Annette Petavy Design – Bulletin mars 2012 – Travailler avec un écheveau unique (1ère partie)

Je voulais vous parler de mes réflexions et idées autour d’un petit projet – un projet travaillé avec un écheveau réellement unique. La logique peut être appliquée à n’importe quel projet pour lequel on n’a qu’une quantité limitée de fil – il s’agit juste d’un exemple pour vous inciter à faire vos propres créations.

J’ai décidé de diviser le sujet en deux parties – la deuxième sera publiée dans le prochain bulletin.

Je pense que je ne suis pas la seule à qui cela est arrivé – l’incapacité de résister au charme d’un seul, merveilleux écheveau de fil. Cette fois-ci, il s’agissat de ce très beau fil filé main :

yarn

Filé par Fanfrelaine en maco mérinos, une laine incroyablement douce en provenance d’une petite ferme dans les Alpes de Haute Provence – environ 180 m et 72 g de splendeur colorée.

J’avais donc cette quantité de fil limitée, et je voulais en faire quelque chose. Je savais que ce « quelque chose » devait se porter autour de mon cou, pour profiter pleinement de la matière très douce et chaude.

ball

Pour réussir un projet dans un fil multicolore avec des répétitions de couleurs très courtes et des coloris très contrastants, il s’agit de bien choisir son point. Le point choisi peut adoucir ou souligner le caractère du fil, et le résultat final sera très différent suivant ce choix initial. J’ai donc commencé à échantillonner!

swatch1

L’échantillon montre l’évolution de mes idées, du bas vers le haut. Ma première idée était d’utiliser le point granite. Souvent, quand on travaille avec ce type de fil, il est recommandé d’utiliser un point qui fragmente les couleurs. Je me disais que le point granite, avec ses petites mailles et ses rangs en quinconce aurait cet effet.

granite stitch

D’une certaine manière, cela a bien fonctionné. Dans un projet avec des rangs plus larges, l’effet de rayures de l’échantillon aurait été moins évident, car un rang aurait contenu plus d’une couleur. Et l’effet fragmenté, un peu « brouillé », y était.

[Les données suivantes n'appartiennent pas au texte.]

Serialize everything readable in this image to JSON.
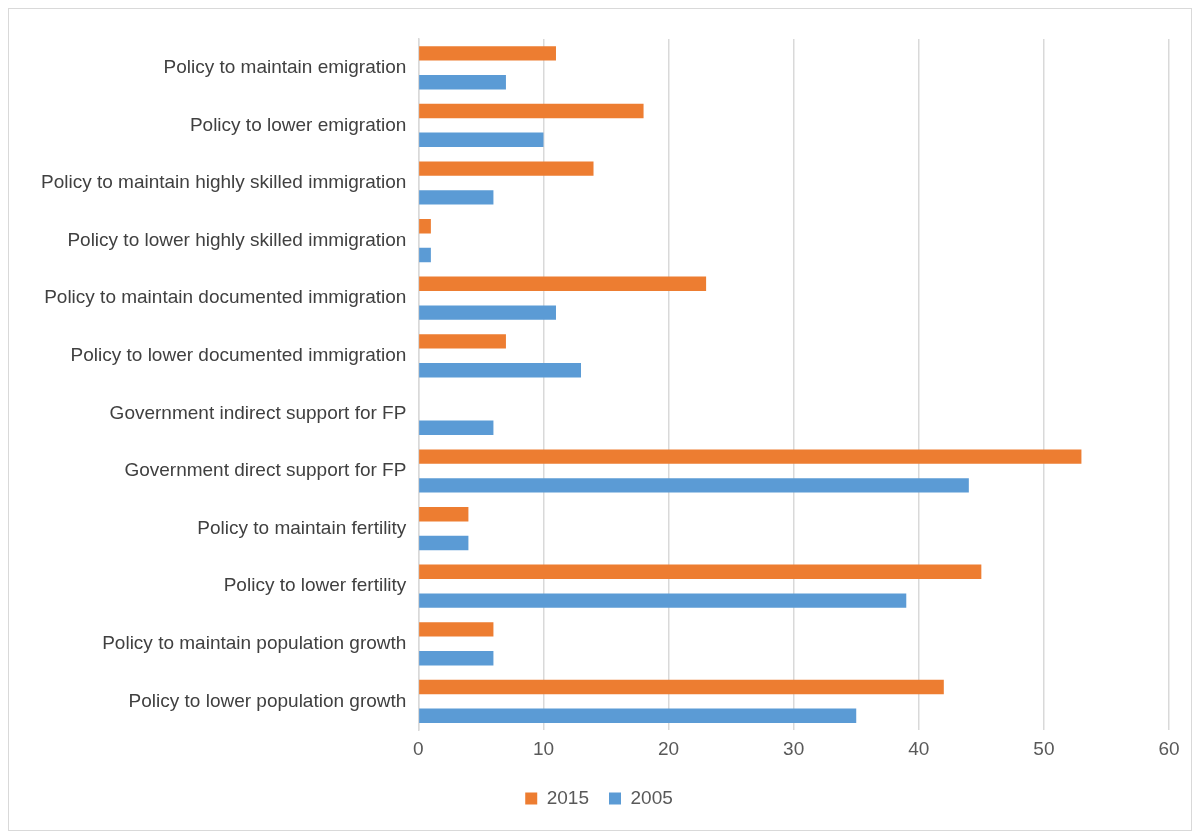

Toutefois, j’ai décidé que ce n’était pas ce que je voulais. Ce qui m’a attiré chez ce fil au départ était d’abord sa douceur, mais aussi les joyeuses tâches de couleurs vives. Je me suis rendue compte que je ne voulais pas mélanger les couleurs et adoucir leur impact. Je voulais que mon projet fini reflète la joie que j’ai ressenti quand j’ai vu les éclats de couleurs intenses dans le fil.

Alors, comment faire pour garder les touches de couleurs ensemble plutôt que de les fragmenter? En utilisant de plus grandes « unités », où plusieurs mailles ensemble forment une entité visuelle. Des noppes ou mouchets,  comme 3 brides écoulées ensemble piquées dans une même maille, pouvaient être une bonne idée. Cependant, ce genre de point consomme beaucoup de fil, et j’en avais une quantité assez limitée. J’ai donc choisi d’utiliser des coquilles.

shells

A mes yeux, ceci était un point beaucoup plus à même de refleter correctement la « personnalité » du fil. Les couleurs dans le fil formaient des « taches » de couleur dans le travail, et l’impact visuel était bien présent.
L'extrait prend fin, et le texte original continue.